40 years of Amiens International Film Festival

It is an institution celebrating its 40th anniversary this year. The Amiens International Film Festival, which specializes in so-called “southern” film, a benchmark for African film, was created in 1980. The 2020 edition opened its doors in a context darkened by the Covide epidemic and containment.

In 40 years, the Amiens Festival has helped make great African filmmakers famous in France. This release, from November 13 to 21, should have been a party, but the Covid-19 pandemic demands, everything happens on the internet.

The investment: give voice to young filmmakers

The 28 films in the competition (which includes the Congolese Dieudo Hamadi and Central African Elvis S. Ngaibino) will still be available, according to an editorial line that is true to the spirit of origin, says Annouchka de Andrade, the festival’s artistic director:

“In the 1980s, when this festival was built, there were not many ways to see these films. There have been tributes, retrospective, especially by Souleymane Cissé, Abderrahmane Sissako or Mahamat Saleh Haroun, but it was also an opportunity to discover young filmmakers.

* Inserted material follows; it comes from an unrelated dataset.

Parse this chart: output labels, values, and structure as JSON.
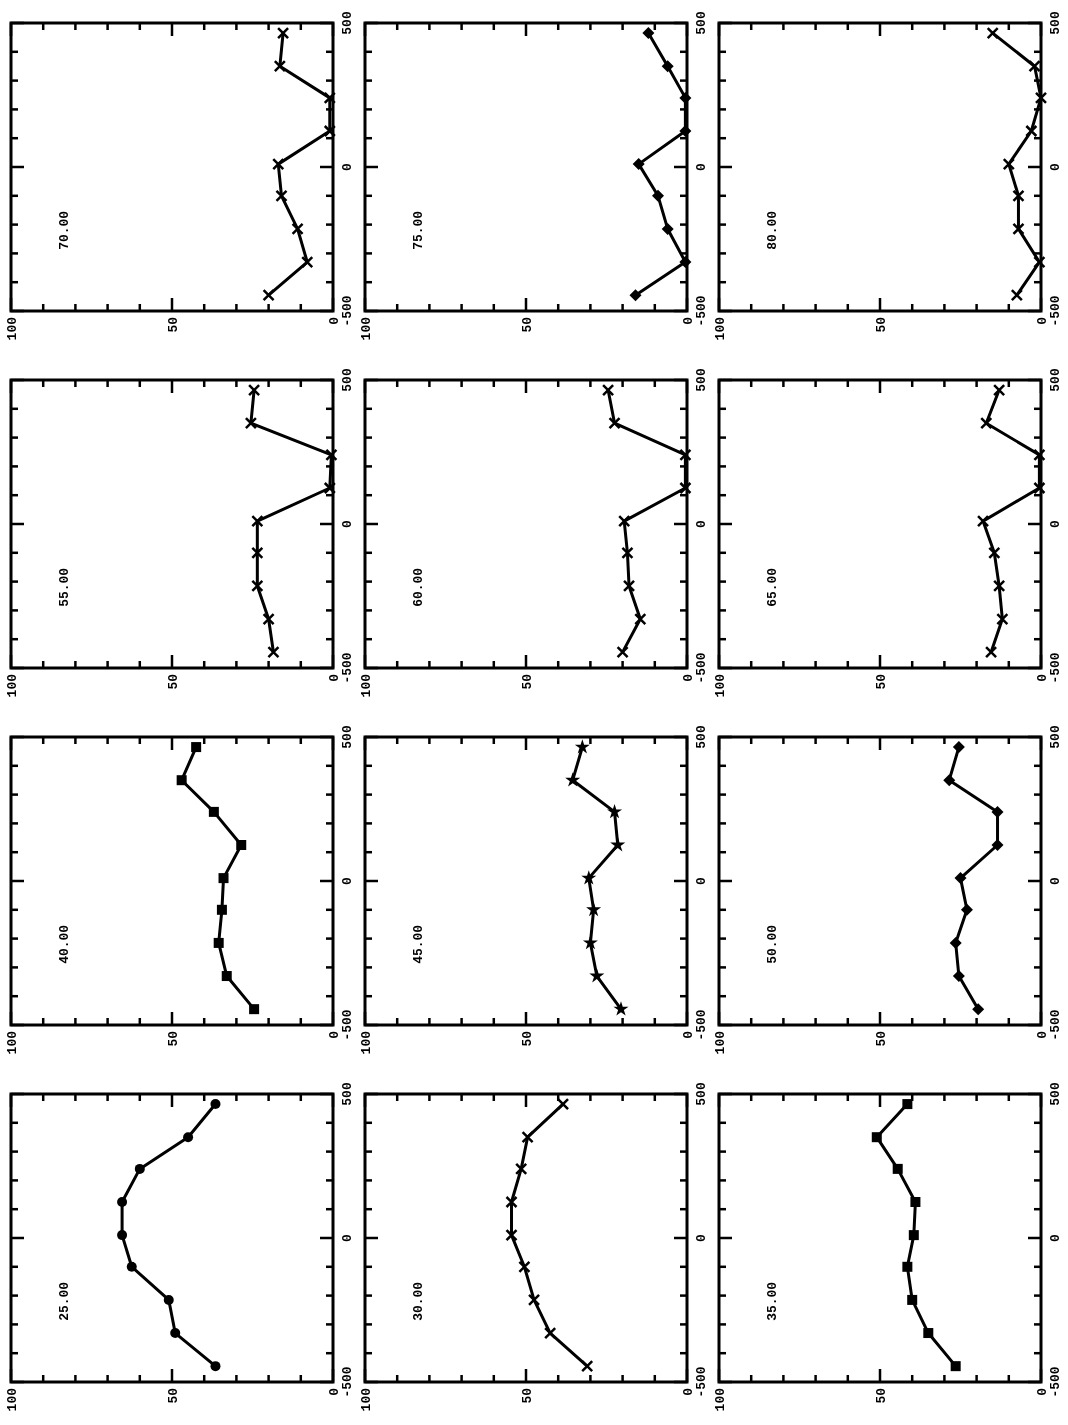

That was the initiative: to give a voice to young filmmakers and not just to confirmed filmmakers. “

Waiting for the rooms to reopen

To blow out the festival’s 40 candles, Annouchka de Andrade had designed an ambitious program, rich in retrospect, to celebrate Cheick Doukouré, René Vautier or even Ousmane Sembène. But for these, festival-goers must be patient: the retrospective is actually closed until the halls reopen.

The winners of the Amiens International Film Festival will be announced on November 21.